Feuerkopf und Shooting Star: der Dirigent Pablo Heras-Casado

Er ist 35, also nicht mehr extrem jung. Aber er ist eine grosse Hoffnung und hat eine enorme Begabung. Vor einigen Jahren war er schon einmal in Luzern – als Schüler von Pierre Boulez. Jetzt ist er wieder da und hat am 9. September einen grossen Auftritt: als Ersatz für Boulez.

Pierre Boulez und Pablo Heras-Casado schütteln sich erschöpft und lachend die Hände. Bild in Lightbox öffnen.

Bildlegende: Der Meister und sein Schüler: Pierre Boulez und Pablo Heras-Casado nach einer sichtlich schweisstreibenden Probe, 2012. Priska Ketterer / Lucerne Festival

Auch wenn es eigentlich keine frohe Botschaft ist: Für den andalusischen Dirigenten Pablo Heras-Casado bietet sich am 9. September in Luzern eine grossartige Chance. Piere Boulez, der an seiner Lucerne Festival Academy Musikerinnen und Musiker in zeitgenössischer Musik ausbildet, hat sich die Schulter gebrochen. Zum 10. Geburtstag seiner Academy kann er nun kein Konzert dirigieren. Pablo Heras-Casado darf für ihn einspringen – erst war er Meisterschüler bei Boulez, jetzt ist Boulez sein Förderer.

Plötzlich selber am Pult

Pierre Boulez und Pablo Heras-Casado über die Academy

1:40 min, aus Sternstunde Musik vom 11.8.2013

«Unsere Beziehung hat sich darüber nicht grundsätzlich verändert», sagt Heras-Casado, «er war von Anfang an sehr warmherzig mir gegenüber.» Pablo Heras-Casado sagt es mit dieser sympathischen Mischung aus Understatement, Verschmitztheit und Ernsthaftigkeit. «Er hat bei mir ein wenig Talent gesehen und sich entschieden, das zu beobachten und mich zu unterstützen.» So war es. Der Kontakt intensivierte sich zunehmend, Heras-Casado durfte einige Male das Ensemble Intercontemporain dirigieren und übernimmt jetzt die beiden Boulez-Konzerte beim Lucerne Festival.

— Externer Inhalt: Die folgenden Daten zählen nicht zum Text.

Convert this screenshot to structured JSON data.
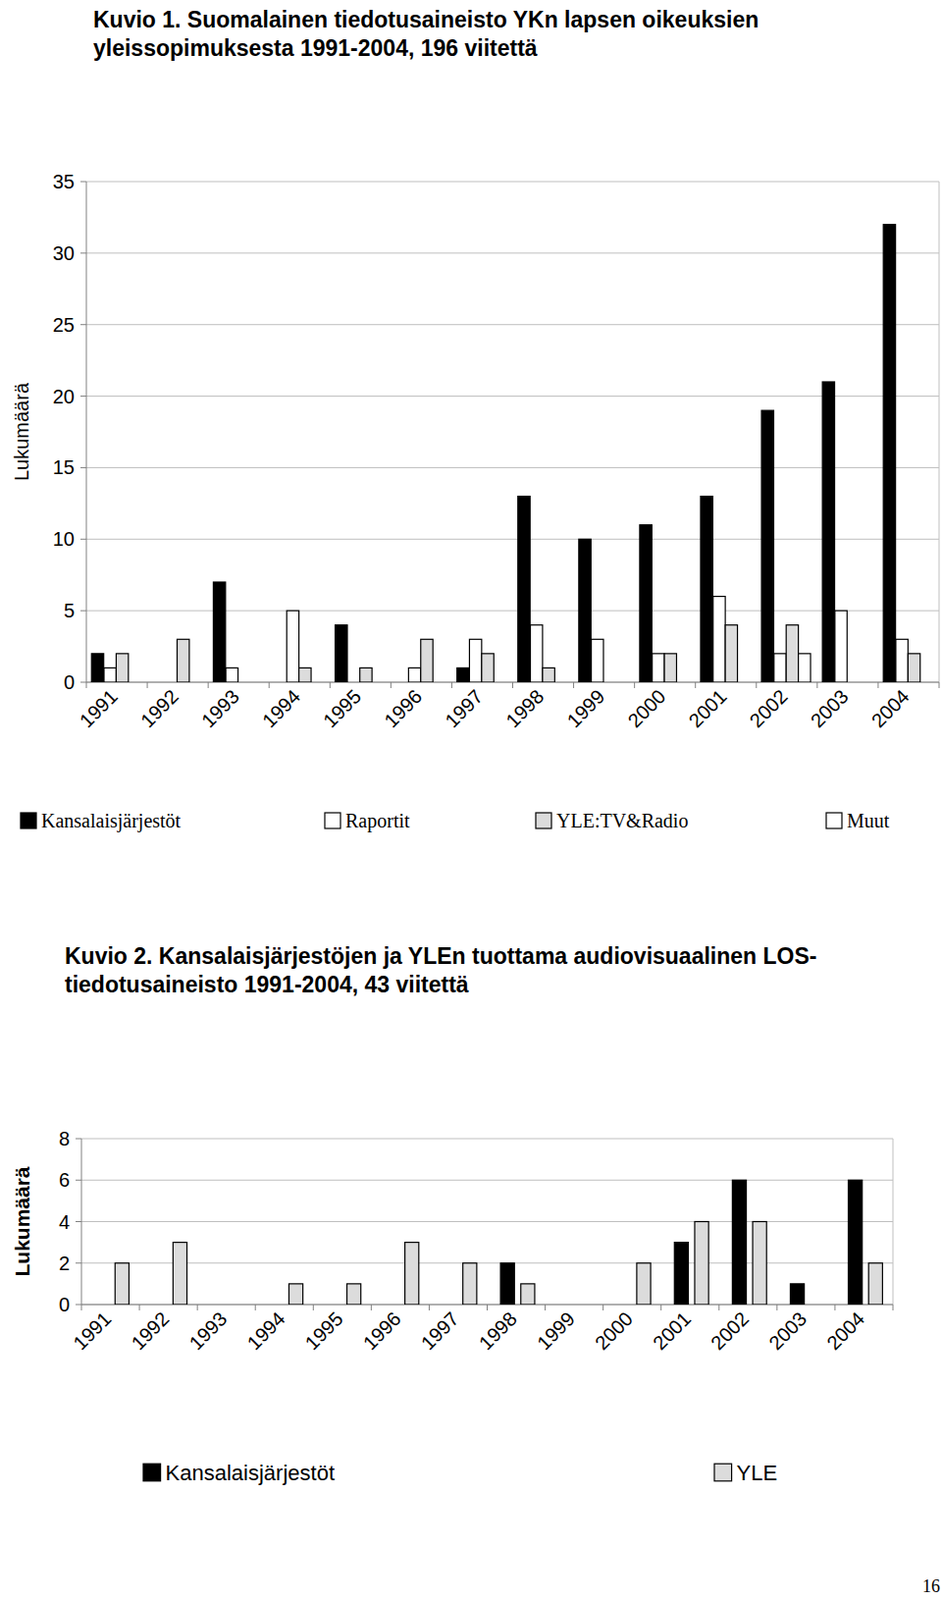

Obwohl er sich selbst fast noch als Student sieht, macht es ihm nichts aus, in die andere Rolle zu schlüpfen und die Academy, also seine Kollegen und ehemaligen Mitstudenten, anzuleiten und zur Höchstleistung anzuspornen. Das gelingt ihm besonders elegant, weil er keine Attitüde hat, sondern eine natürliche, unaufgeregte Autorität.

Enormer musikalischer Hunger

Und damit ist er auf dem besten Weg, nicht nur die grossen Orchester der Welt zu erobern, sondern auch ein Publikum, das hingerissen ist von seiner Präzision und der Begeisterung, die er beim Musizieren ausströmt und verbreitet.

Grenzen scheint er dabei nicht zu kennen, sein musikalischer Hunger ist enorm – ob auf alte Musik, das klassisch-romantische Repertoire, die klassische Moderne oder zeitgenössische Musik. Am 9. September dirigiert er in Luzern Anton Webern, Alban Berg und Luciano Berio, Igor Strawinsky sowie Bela Bartok.